Protip - don't use shared hosting for a forum.


----------



## sand flea (Oct 24, 1999)

BrentH said:


> Protip - don't use shared hosting for a forum.


+1. Getting a good host that'll give you the proper firepower costs more, but it's worth it in the long run. Shared resources--even for a small forum--is nothing but a PITA. I should know: I brought down all my neighbors in the early days (10 years ago) when P&S was on shared hosting.


----------



## BrentH (Jul 25, 2011)

sand flea said:


> +1. Getting a good host that'll give you the proper firepower costs more, but it's worth it in the long run. Shared resources--even for a small forum--is nothing but a PITA. I should know: I brought down all my neighbors in the early days (10 years ago) when P&S was on shared hosting.
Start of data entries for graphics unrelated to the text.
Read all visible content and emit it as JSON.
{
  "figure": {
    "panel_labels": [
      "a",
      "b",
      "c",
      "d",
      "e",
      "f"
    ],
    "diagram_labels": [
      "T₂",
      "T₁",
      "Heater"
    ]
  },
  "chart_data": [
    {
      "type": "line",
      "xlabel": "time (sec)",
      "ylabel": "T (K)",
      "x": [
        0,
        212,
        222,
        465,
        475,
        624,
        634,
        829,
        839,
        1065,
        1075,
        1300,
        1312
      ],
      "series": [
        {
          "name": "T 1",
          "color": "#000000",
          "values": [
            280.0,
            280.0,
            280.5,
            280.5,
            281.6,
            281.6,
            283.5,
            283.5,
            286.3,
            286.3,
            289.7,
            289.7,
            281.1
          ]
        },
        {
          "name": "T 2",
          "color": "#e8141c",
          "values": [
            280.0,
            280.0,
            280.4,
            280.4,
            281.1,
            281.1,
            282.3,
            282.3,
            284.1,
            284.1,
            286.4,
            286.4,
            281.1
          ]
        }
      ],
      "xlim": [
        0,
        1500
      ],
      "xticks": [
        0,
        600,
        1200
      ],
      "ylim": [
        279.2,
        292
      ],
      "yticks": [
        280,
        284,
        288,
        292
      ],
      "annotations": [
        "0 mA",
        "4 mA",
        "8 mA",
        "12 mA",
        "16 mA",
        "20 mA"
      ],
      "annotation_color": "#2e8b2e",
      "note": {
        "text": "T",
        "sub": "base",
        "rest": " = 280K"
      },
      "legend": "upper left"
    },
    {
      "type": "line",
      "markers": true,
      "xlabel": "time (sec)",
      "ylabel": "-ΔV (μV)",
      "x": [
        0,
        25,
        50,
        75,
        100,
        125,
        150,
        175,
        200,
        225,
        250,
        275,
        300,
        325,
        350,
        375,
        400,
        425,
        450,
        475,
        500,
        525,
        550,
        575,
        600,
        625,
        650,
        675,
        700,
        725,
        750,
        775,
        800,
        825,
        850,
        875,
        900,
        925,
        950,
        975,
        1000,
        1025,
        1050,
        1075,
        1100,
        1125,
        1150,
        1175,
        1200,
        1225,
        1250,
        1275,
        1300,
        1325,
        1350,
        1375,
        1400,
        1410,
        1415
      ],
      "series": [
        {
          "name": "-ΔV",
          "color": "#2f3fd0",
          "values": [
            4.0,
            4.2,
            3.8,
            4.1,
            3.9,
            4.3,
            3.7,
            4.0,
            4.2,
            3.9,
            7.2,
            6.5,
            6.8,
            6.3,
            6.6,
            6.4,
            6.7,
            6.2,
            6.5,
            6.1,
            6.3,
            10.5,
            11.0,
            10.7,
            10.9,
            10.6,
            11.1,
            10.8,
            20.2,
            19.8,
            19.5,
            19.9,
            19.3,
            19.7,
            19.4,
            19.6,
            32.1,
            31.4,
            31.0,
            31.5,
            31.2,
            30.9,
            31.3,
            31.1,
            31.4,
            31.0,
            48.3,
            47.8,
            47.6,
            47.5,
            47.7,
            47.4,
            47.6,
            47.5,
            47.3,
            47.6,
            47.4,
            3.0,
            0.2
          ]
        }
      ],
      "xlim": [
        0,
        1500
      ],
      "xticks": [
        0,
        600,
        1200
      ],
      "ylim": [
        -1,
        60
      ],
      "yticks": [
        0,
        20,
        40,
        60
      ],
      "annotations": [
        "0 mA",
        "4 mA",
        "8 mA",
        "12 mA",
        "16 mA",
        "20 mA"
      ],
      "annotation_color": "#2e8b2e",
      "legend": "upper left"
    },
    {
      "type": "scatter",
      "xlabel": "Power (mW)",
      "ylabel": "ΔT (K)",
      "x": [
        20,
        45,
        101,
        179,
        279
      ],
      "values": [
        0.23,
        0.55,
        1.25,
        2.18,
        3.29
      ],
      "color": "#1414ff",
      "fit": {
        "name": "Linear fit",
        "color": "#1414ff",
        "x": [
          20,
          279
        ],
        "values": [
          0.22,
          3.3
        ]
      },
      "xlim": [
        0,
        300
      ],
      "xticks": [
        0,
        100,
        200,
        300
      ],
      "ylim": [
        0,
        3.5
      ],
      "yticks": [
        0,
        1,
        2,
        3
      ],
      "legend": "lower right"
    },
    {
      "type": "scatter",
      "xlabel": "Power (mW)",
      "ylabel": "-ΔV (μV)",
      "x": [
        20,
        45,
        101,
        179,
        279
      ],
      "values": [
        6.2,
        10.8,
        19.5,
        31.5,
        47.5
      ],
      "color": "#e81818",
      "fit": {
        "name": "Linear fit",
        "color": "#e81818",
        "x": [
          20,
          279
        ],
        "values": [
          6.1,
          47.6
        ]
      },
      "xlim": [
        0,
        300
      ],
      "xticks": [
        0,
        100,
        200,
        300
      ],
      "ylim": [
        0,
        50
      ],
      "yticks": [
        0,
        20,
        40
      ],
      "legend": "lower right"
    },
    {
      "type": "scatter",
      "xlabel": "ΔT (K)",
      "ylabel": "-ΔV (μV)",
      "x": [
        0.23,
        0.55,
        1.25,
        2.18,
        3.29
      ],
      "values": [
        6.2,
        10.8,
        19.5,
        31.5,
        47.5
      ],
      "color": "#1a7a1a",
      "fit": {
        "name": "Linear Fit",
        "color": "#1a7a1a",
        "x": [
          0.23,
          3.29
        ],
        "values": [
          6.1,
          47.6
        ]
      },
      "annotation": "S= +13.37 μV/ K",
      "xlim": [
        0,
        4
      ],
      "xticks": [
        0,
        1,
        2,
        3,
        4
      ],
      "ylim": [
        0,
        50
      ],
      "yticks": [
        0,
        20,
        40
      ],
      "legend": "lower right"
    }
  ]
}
Ditto that. When I first got into web development, I used to host my clients sites on a shared account. No good, especially if they're physical servers the services are running on.


----------



## Cdog (Mar 18, 2002)

dudeondacouch said:


> I know if I lived in Buxton, you'd have a hard time finding me on the internet as well.


If I lived in Buxton and had a business I wouldn't want my website crapping out every week...


----------



## TreednNC (Jul 1, 2005)

Ryan Y said:


> Where's my like button?


Come on now Ryan, drink some kool-aid.


----------



## GreenFord (Apr 11, 2009)

I see they are down again. Getting to be the regular thing with them.


----------



## JAM (Jul 22, 2002)

wdbrand said:


> No disrespect meant to you JAM. RDT has been down a lot lately. Server, website??? Can't be good for business.
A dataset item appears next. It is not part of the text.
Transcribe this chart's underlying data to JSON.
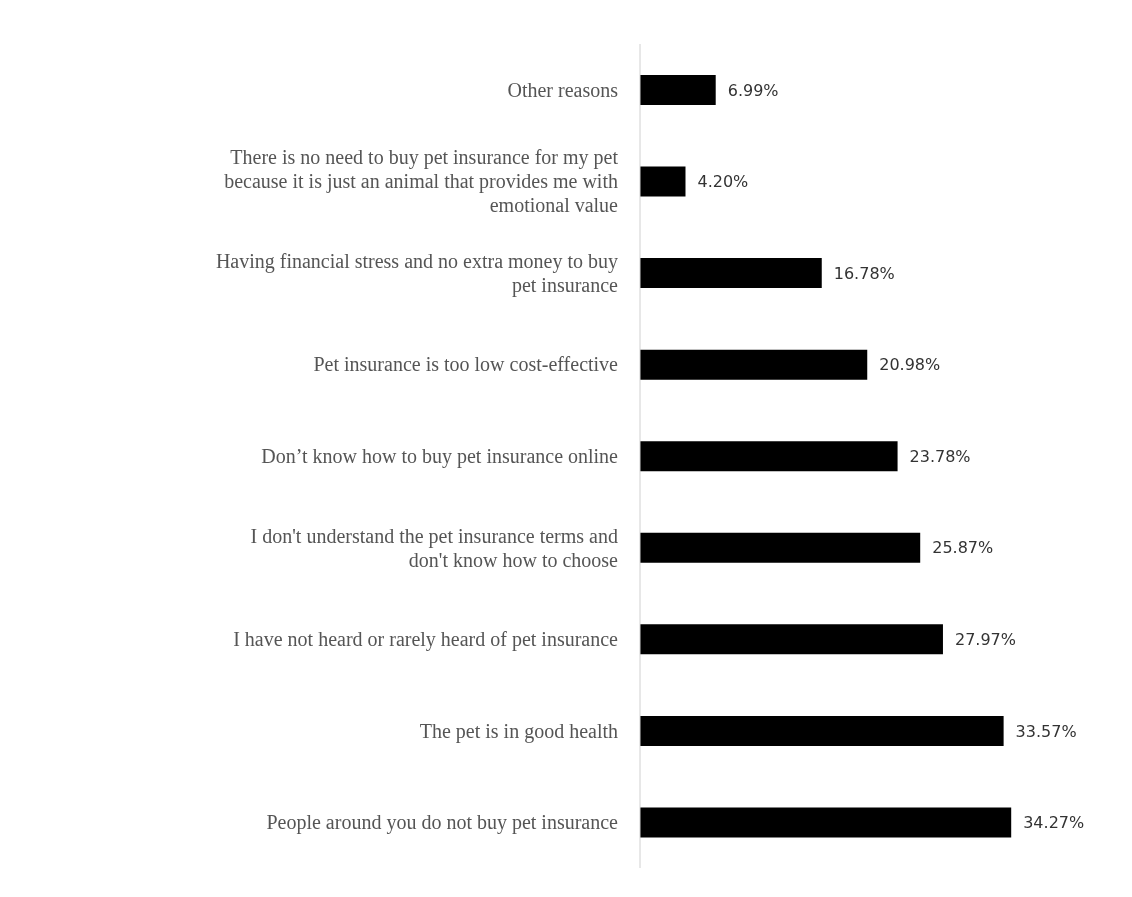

WD can't be a disrespect to me I have not worked for them for 4 years now, I manage the Roost Bait and Tackle and have not a single thing to do with RDT anymore..We are the Competition, so it can be good for business, our business.... I would not buy AN IceCube from that Man.. JMHO....

Teach's is NEVER DOWN, we were back up 5 days after the storm.. 

JAM


----------



## surffshr (Dec 8, 2003)

JAM said:


> WD can't be a disrespect to me I have not worked for them for 4 years now, I manage the Roost Bait and Tackle and have not a single thing to do with RDT anymore..We are the Competition, so it can be good for business, our business.... I would not buy AN IceCube from that Man.. JMHO....
> 
> Teach's is NEVER DOWN, we were back up 5 days after the storm..
> 
> JAM


Don't know how Dan does it.


----------



## Drumdum (Jan 6, 2003)

To me FR&G gives a better feesh'n report anywho....


----------



## surffshr (Dec 8, 2003)

Drumdum said:


> To me FR&G gives a better feesh'n report anywho....
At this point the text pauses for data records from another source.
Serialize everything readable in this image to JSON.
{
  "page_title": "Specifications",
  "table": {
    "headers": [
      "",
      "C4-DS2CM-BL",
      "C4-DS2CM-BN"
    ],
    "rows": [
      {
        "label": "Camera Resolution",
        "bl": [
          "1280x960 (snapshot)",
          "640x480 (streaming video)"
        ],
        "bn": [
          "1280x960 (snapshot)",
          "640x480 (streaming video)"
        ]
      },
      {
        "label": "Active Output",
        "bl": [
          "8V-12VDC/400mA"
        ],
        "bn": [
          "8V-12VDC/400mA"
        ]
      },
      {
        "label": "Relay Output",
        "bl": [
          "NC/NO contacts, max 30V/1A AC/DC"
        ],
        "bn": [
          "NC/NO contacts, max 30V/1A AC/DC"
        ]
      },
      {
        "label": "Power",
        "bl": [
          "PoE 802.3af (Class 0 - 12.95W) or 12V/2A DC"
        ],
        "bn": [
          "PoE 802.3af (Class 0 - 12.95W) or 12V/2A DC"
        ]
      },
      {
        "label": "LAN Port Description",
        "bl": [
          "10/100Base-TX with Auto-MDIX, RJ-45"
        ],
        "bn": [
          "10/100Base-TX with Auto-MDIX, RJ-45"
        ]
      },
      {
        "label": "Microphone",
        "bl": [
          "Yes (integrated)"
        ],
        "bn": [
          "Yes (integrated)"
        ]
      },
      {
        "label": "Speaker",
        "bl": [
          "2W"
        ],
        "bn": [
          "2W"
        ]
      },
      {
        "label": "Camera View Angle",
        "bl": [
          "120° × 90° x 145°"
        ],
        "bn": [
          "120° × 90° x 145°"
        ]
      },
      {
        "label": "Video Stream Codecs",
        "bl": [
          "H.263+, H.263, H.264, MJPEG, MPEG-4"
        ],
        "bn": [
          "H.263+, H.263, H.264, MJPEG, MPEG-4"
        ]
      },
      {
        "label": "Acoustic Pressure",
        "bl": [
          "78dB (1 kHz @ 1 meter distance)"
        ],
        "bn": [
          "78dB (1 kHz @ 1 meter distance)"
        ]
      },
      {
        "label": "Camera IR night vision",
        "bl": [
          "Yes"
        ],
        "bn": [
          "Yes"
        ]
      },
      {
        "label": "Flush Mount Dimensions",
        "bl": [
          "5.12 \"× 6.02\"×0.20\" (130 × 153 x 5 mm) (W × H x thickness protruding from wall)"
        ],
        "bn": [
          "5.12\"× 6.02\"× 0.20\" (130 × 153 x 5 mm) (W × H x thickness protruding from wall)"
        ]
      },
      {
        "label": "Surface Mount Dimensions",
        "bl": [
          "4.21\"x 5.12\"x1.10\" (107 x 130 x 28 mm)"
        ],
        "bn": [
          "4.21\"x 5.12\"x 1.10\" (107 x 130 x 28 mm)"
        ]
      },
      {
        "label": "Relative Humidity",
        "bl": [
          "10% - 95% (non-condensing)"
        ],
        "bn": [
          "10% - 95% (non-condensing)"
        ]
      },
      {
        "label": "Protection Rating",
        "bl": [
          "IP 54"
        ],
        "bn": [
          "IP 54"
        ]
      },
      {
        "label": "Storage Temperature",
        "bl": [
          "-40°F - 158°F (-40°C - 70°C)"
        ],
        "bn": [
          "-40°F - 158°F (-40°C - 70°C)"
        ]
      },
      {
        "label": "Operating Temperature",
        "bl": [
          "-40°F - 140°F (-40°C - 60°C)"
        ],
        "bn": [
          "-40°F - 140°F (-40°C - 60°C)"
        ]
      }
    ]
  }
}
Brain has always been good when I have delt with him.


----------



## spydermn (Apr 26, 2009)

Seems they started having issues when they swithed to the new forum format/brand. I have to agree, I like the RDT site, but down way to often...


----------



## pipe (Nov 10, 2009)

Better get some comments in quick fellows.They are up and running.


----------



## dsurf (Aug 5, 2003)

surffshr said:


> *Brain* has always been good when I have delt with him.


Humm.....thinks that's Brian.....but he'd be flattered.


----------



## surffshr (Dec 8, 2003)

dsurf said:


> Humm.....thinks that's Brian.....but he'd be flattered.


"A" before I except after r. forgot the rule thanks


----------